External vs. Internal Cybersecurity Risks: Know the Difference
Most companies are under constant attack from external forces originating in the digital realm. You may think this sounds somewhat apocalyptic, as if when a major news outlet and a cybersecurity firm make this generalization it is used as some sort of scare tactic; however, it is anything but. ERMProtect has seen the change in the digital landscape and the escalation of cyber-attacks over the past few years. Cybersecurity firms are an emerging market for simply this reason: companies are beginning to notice the importance of protecting their valuable information, their customers, and their reputation and brand by preventing breaches.
External Cybersecurity Risk
Don’t think of the typical mobster or man with a black mask when you imagine these criminals. Cyber-criminals might be in their pajamas and in bed while their zero-day or brute force password attack constantly attacks your system looking for a way in; a thousand times a second; over and over until it gains access. These hackers are not only brilliant coders, but they understand how people work and they will find a way to hack your system if they try hard enough.
Malware, malvertizing, phishing, DDoS attacks, ransomware; these are just some of the viruses and methods that hackers use externally to gain access to your site, software, or network. Part of any good cybersecurity firm’s repertoire is the ability to deal with each of these issues and prevent external cybersecurity risks no matter what form they may come in.
After gaining access, these cybercriminals remain inside the system, sometimes for months, unnoticed and extracting information. Most are never found and even more are not discovered until a later date. You will face way more external attacks than internal, and the idea is to harden the perimeter to keep hackers out. Perimeters can be properly built with the right kind of penetration testing conducted by an experienced cybersecurity firm.
Internal Cybersecurity Risk
Internal data leaks stem from employees. Sometimes it can be hard to believe that an employee would willingly sabotage their own company, and although sometimes it happens willfully, most of the time it is purely accidental.
The main objective for cyber-criminals is to attain the credentials of an employee or admin, and then move through the network with complete access to everything. This is where employee training on cybersecurity becomes extremely valuable.
Which is worse?
They are both equally devastating, but it depends on the industry and what information is taken. If an employee sells secrets to a competitor and decides to deface the company's website, then damage to reputation and profits could be long-lasting and devastating, making internal hacks potentially more threatening than external. External hacks typically look for information they can sell or use to make a profit, so if a hacker penetrates your network or software, then hides valuable information and demands a ransom of money in return for releasing the information back to you – then external hacks could be monetarily more harmful.
How to Prevent Both
- Keep track of employee access levels and change them accordingly and frequently.

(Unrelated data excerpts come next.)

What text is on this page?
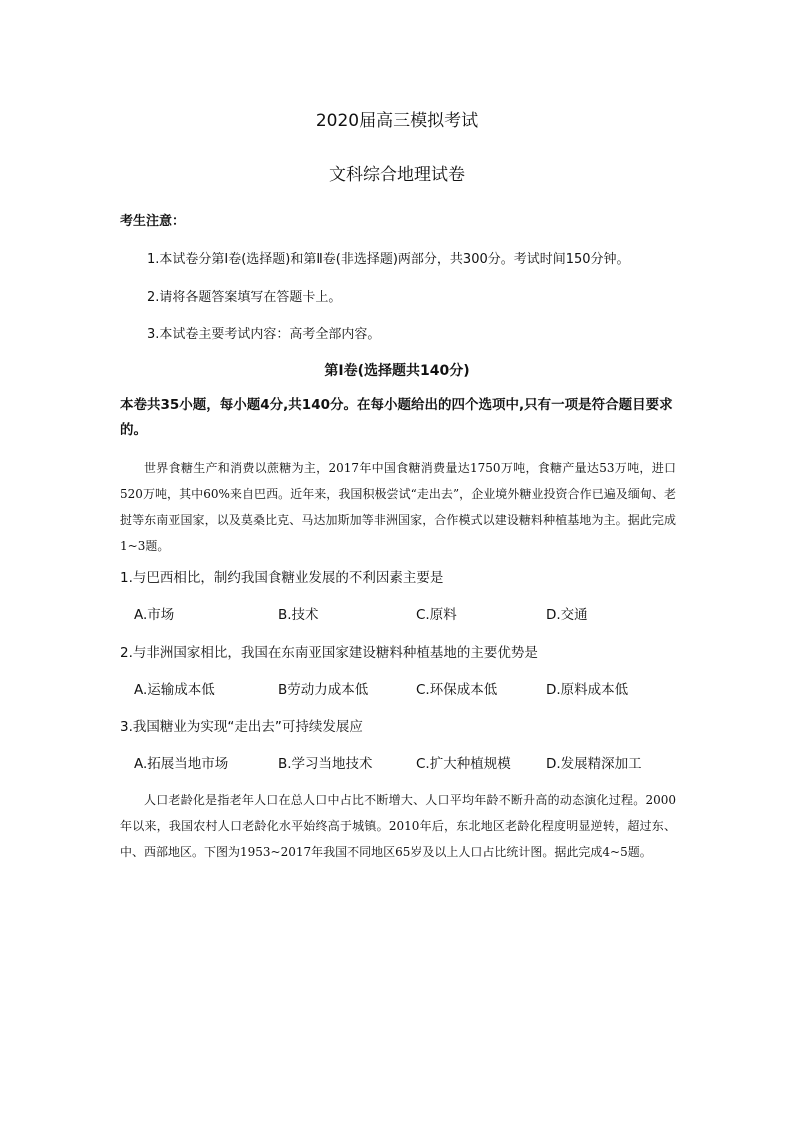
2020届高三模拟考试
文科综合地理试卷
考生注意：
1.本试卷分第Ⅰ卷(选择题)和第Ⅱ卷(非选择题)两部分，共300分。考试时间150分钟。
2.请将各题答案填写在答题卡上。
3.本试卷主要考试内容：高考全部内容。
第Ⅰ卷(选择题共140分)
本卷共35小题，每小题4分,共140分。在每小题给出的四个选项中,只有一项是符合题目要求的。
世界食糖生产和消费以蔗糖为主，2017年中国食糖消费量达1750万吨，食糖产量达53万吨，进口520万吨，其中60%来自巴西。近年来，我国积极尝试“走出去”，企业境外糖业投资合作已遍及缅甸、老挝等东南亚国家，以及莫桑比克、马达加斯加等非洲国家，合作模式以建设糖料种植基地为主。据此完成1~3题。
1.与巴西相比，制约我国食糖业发展的不利因素主要是
A.市场	B.技术	C.原料	D.交通
2.与非洲国家相比，我国在东南亚国家建设糖料种植基地的主要优势是
A.运输成本低	B劳动力成本低	C.环保成本低	D.原料成本低
3.我国糖业为实现“走出去”可持续发展应
A.拓展当地市场	B.学习当地技术	C.扩大种植规模	D.发展精深加工
人口老龄化是指老年人口在总人口中占比不断增大、人口平均年龄不断升高的动态演化过程。2000年以来，我国农村人口老龄化水平始终高于城镇。2010年后，东北地区老龄化程度明显逆转，超过东、中、西部地区。下图为1953~2017年我国不同地区65岁及以上人口占比统计图。据此完成4~5题。
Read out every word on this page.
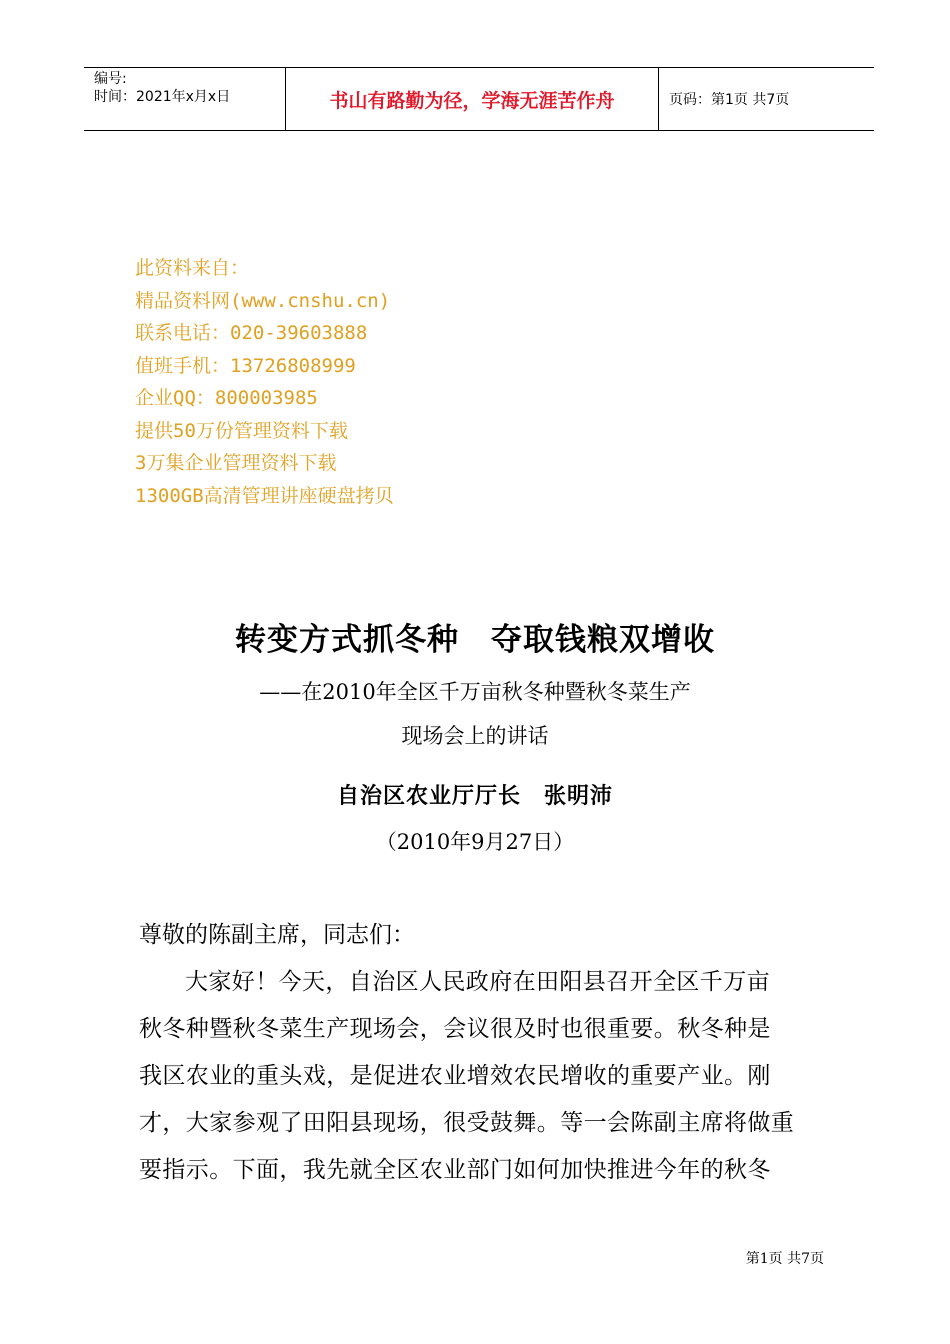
编号:
时间：2021年x月x日	书山有路勤为径，学海无涯苦作舟	页码：第1页 共7页
此资料来自：
精品资料网(www.cnshu.cn)
联系电话：020-39603888
值班手机：13726808999
企业QQ：800003985
提供50万份管理资料下载
3万集企业管理资料下载
1300GB高清管理讲座硬盘拷贝
转变方式抓冬种　夺取钱粮双增收
——在2010年全区千万亩秋冬种暨秋冬菜生产
现场会上的讲话
自治区农业厅厅长　张明沛
（2010年9月27日）
尊敬的陈副主席，同志们：
大家好！今天，自治区人民政府在田阳县召开全区千万亩
秋冬种暨秋冬菜生产现场会，会议很及时也很重要。秋冬种是
我区农业的重头戏，是促进农业增效农民增收的重要产业。刚
才，大家参观了田阳县现场，很受鼓舞。等一会陈副主席将做重
要指示。下面，我先就全区农业部门如何加快推进今年的秋冬
第1页 共7页
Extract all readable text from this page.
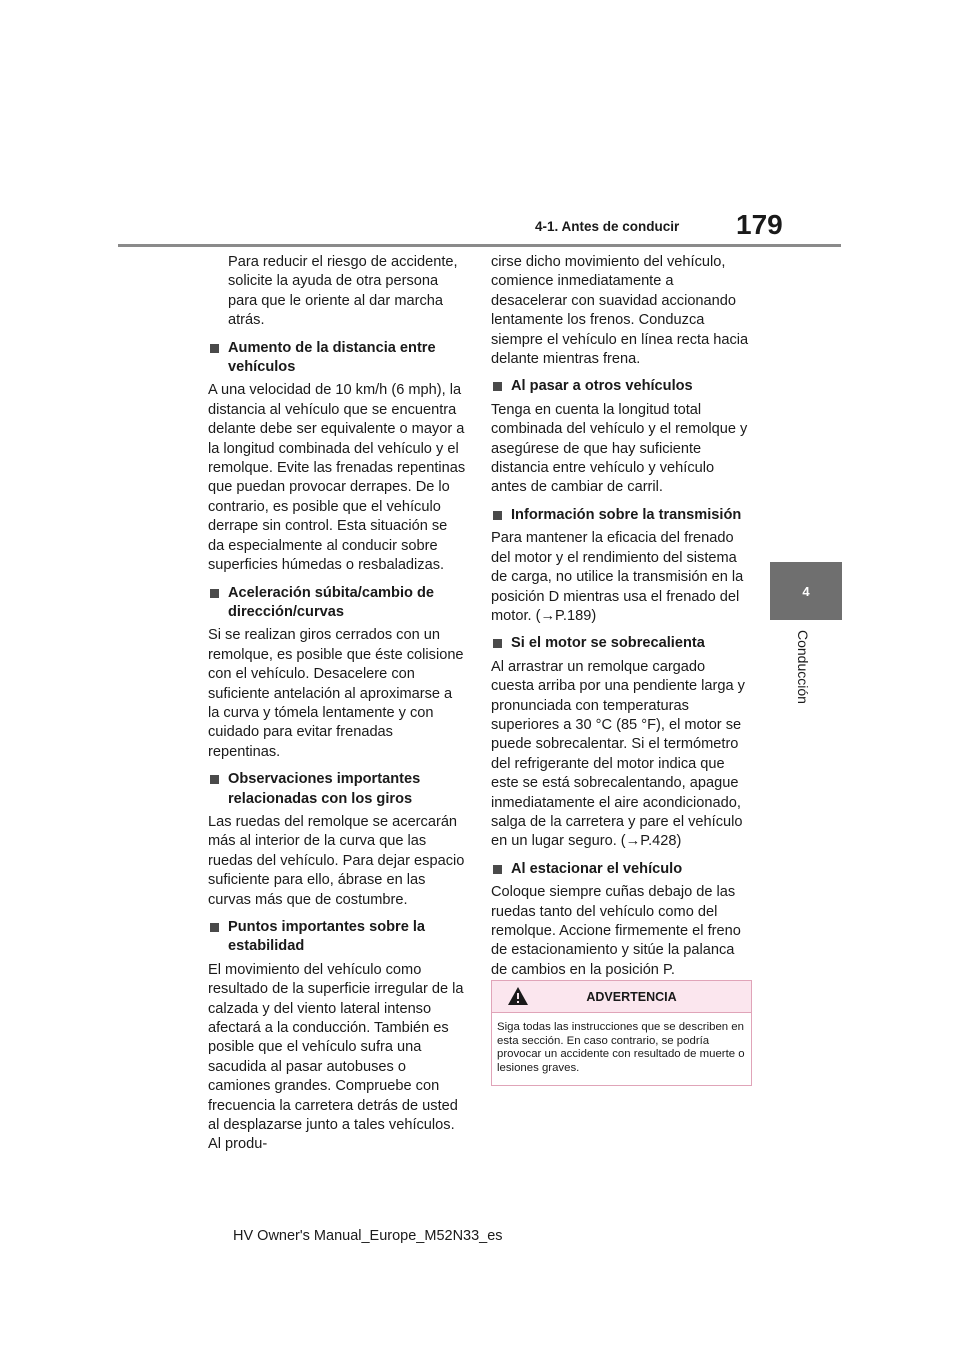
4-1. Antes de conducir 179
4
Conducción

Para reducir el riesgo de accidente, solicite la ayuda de otra persona para que le oriente al dar marcha atrás.

Aumento de la distancia entre vehículos

A una velocidad de 10 km/h (6 mph), la distancia al vehículo que se encuentra delante debe ser equivalente o mayor a la longitud combinada del vehículo y el remolque. Evite las frenadas repentinas que puedan provocar derrapes. De lo contrario, es posible que el vehículo derrape sin control. Esta situación se da especialmente al conducir sobre superficies húmedas o resbaladizas.

Aceleración súbita/cambio de dirección/curvas

Si se realizan giros cerrados con un remolque, es posible que éste colisione con el vehículo. Desacelere con suficiente antelación al aproximarse a la curva y tómela lentamente y con cuidado para evitar frenadas repentinas.

Observaciones importantes relacionadas con los giros

Las ruedas del remolque se acercarán más al interior de la curva que las ruedas del vehículo. Para dejar espacio suficiente para ello, ábrase en las curvas más que de costumbre.

Puntos importantes sobre la estabilidad

El movimiento del vehículo como resultado de la superficie irregular de la calzada y del viento lateral intenso afectará a la conducción. También es posible que el vehículo sufra una sacudida al pasar autobuses o camiones grandes. Compruebe con frecuencia la carretera detrás de usted al desplazarse junto a tales vehículos. Al produ-

cirse dicho movimiento del vehículo, comience inmediatamente a desacelerar con suavidad accionando lentamente los frenos. Conduzca siempre el vehículo en línea recta hacia delante mientras frena.

Al pasar a otros vehículos

Tenga en cuenta la longitud total combinada del vehículo y el remolque y asegúrese de que hay suficiente distancia entre vehículo y vehículo antes de cambiar de carril.

Información sobre la transmisión

Para mantener la eficacia del frenado del motor y el rendimiento del sistema de carga, no utilice la transmisión en la posición D mientras usa el frenado del motor. (→P.189)

Si el motor se sobrecalienta

Al arrastrar un remolque cargado cuesta arriba por una pendiente larga y pronunciada con temperaturas superiores a 30 °C (85 °F), el motor se puede sobrecalentar. Si el termómetro del refrigerante del motor indica que este se está sobrecalentando, apague inmediatamente el aire acondicionado, salga de la carretera y pare el vehículo en un lugar seguro. (→P.428)

Al estacionar el vehículo

Coloque siempre cuñas debajo de las ruedas tanto del vehículo como del remolque. Accione firmemente el freno de estacionamiento y sitúe la palanca de cambios en la posición P.

ADVERTENCIA
Siga todas las instrucciones que se describen en esta sección. En caso contrario, se podría provocar un accidente con resultado de muerte o lesiones graves.
HV Owner's Manual_Europe_M52N33_es
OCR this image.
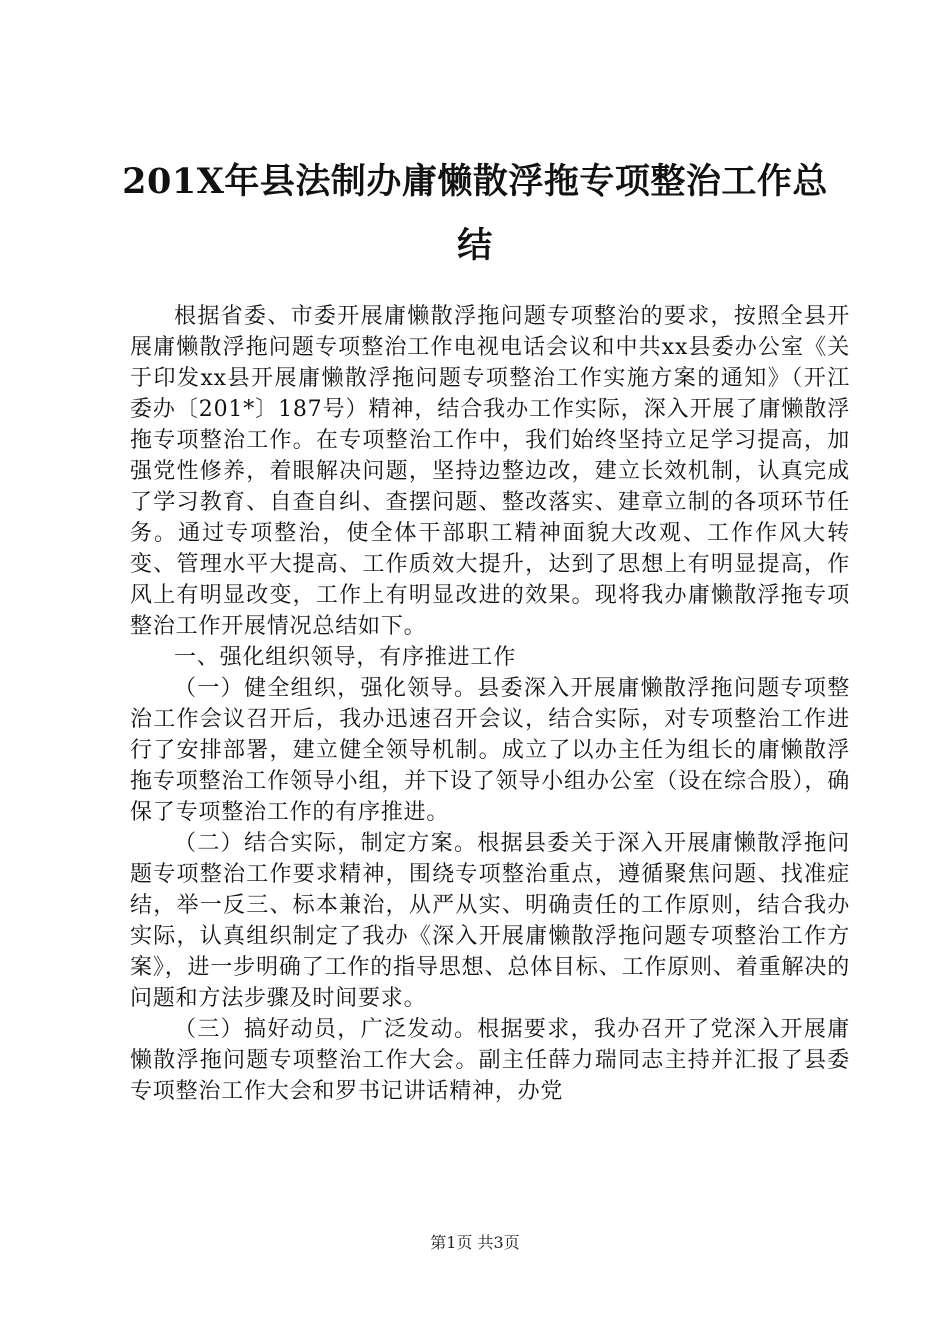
201X年县法制办庸懒散浮拖专项整治工作总
结

根据省委、市委开展庸懒散浮拖问题专项整治的要求，按照全县开展庸懒散浮拖问题专项整治工作电视电话会议和中共xx县委办公室《关于印发xx县开展庸懒散浮拖问题专项整治工作实施方案的通知》（开江委办〔201*〕187号）精神，结合我办工作实际，深入开展了庸懒散浮拖专项整治工作。在专项整治工作中，我们始终坚持立足学习提高，加强党性修养，着眼解决问题，坚持边整边改，建立长效机制，认真完成了学习教育、自查自纠、查摆问题、整改落实、建章立制的各项环节任务。通过专项整治，使全体干部职工精神面貌大改观、工作作风大转变、管理水平大提高、工作质效大提升，达到了思想上有明显提高，作风上有明显改变，工作上有明显改进的效果。现将我办庸懒散浮拖专项整治工作开展情况总结如下。

一、强化组织领导，有序推进工作

（一）健全组织，强化领导。县委深入开展庸懒散浮拖问题专项整治工作会议召开后，我办迅速召开会议，结合实际，对专项整治工作进行了安排部署，建立健全领导机制。成立了以办主任为组长的庸懒散浮拖专项整治工作领导小组，并下设了领导小组办公室（设在综合股），确保了专项整治工作的有序推进。

（二）结合实际，制定方案。根据县委关于深入开展庸懒散浮拖问题专项整治工作要求精神，围绕专项整治重点，遵循聚焦问题、找准症结，举一反三、标本兼治，从严从实、明确责任的工作原则，结合我办实际，认真组织制定了我办《深入开展庸懒散浮拖问题专项整治工作方案》，进一步明确了工作的指导思想、总体目标、工作原则、着重解决的问题和方法步骤及时间要求。

（三）搞好动员，广泛发动。根据要求，我办召开了党深入开展庸懒散浮拖问题专项整治工作大会。副主任薛力瑞同志主持并汇报了县委专项整治工作大会和罗书记讲话精神，办党

第1页 共3页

- Change passwords regularly and immediately after an employee leaves.
- Training: do not share passwords, do not reuse passwords, and ensure that passwords meet at least medium security level requirements.
What are the top types of external cyberattacks?
In 2020, there are 8 types of external cyberattacks that most commonly happen. Here’s what they are:
1. (DDoS) Distributed denial-of-service attacks
A DDoS attack happens when a network or system becomes overwhelmed and it cannot respond to service requests. A DDoS attack happens when a massive number of machines are directed to bombard the target with traffic. These machines are typically infected with viruses controlled by one over all attacker.
2. Session hijacking
This is a type of man-in-the-middle attack wherein there is a session hijacked between a network server and client. The bad actor, or attacker, replaces its IP address for the client’s and the server continues the session. During this attack, the server believes it is still communicating with the trusted client.
3. Drive-by attack
In a drive-by attack, malicious scripts spread malware around the web. Bad actors look for insecure websites and plant scripts in the code on one of the pages. Sometimes, the malicious scripts install malware on the computer of a web page visitor. In other cases, the hackers may redirect the visitor to a website that the hackers own, where they may be hacked. Drive-by downloads happen most commonly on web pages, pop-ups and emails.
4. Password attack
Since passwords are widely used to protect data on the web, they are a main area of attack for hackers and bad actors. Having a person’s password can open up all sorts of additional hacks. Hackers obtain passwords by “sniffing” the connection to a network to gain access to the passwords. Hackers also obtain passwords by using social engineering tactics, and physically looking around desks and offices.
5. Phishing and spear phishing attacks
A phishing attack is where hackers send emails that appear to be from a trusted source but can compromise personal information or use the hacker’s access to force the victim to do something. Phishing requires some social engineering and technical hacking. Email attachments with malware are common tools hackers use for phishing. Likewise, spear phishing is the practice of targeting a specific person or company in an attempt to obtain valuable information or exploit a person or company.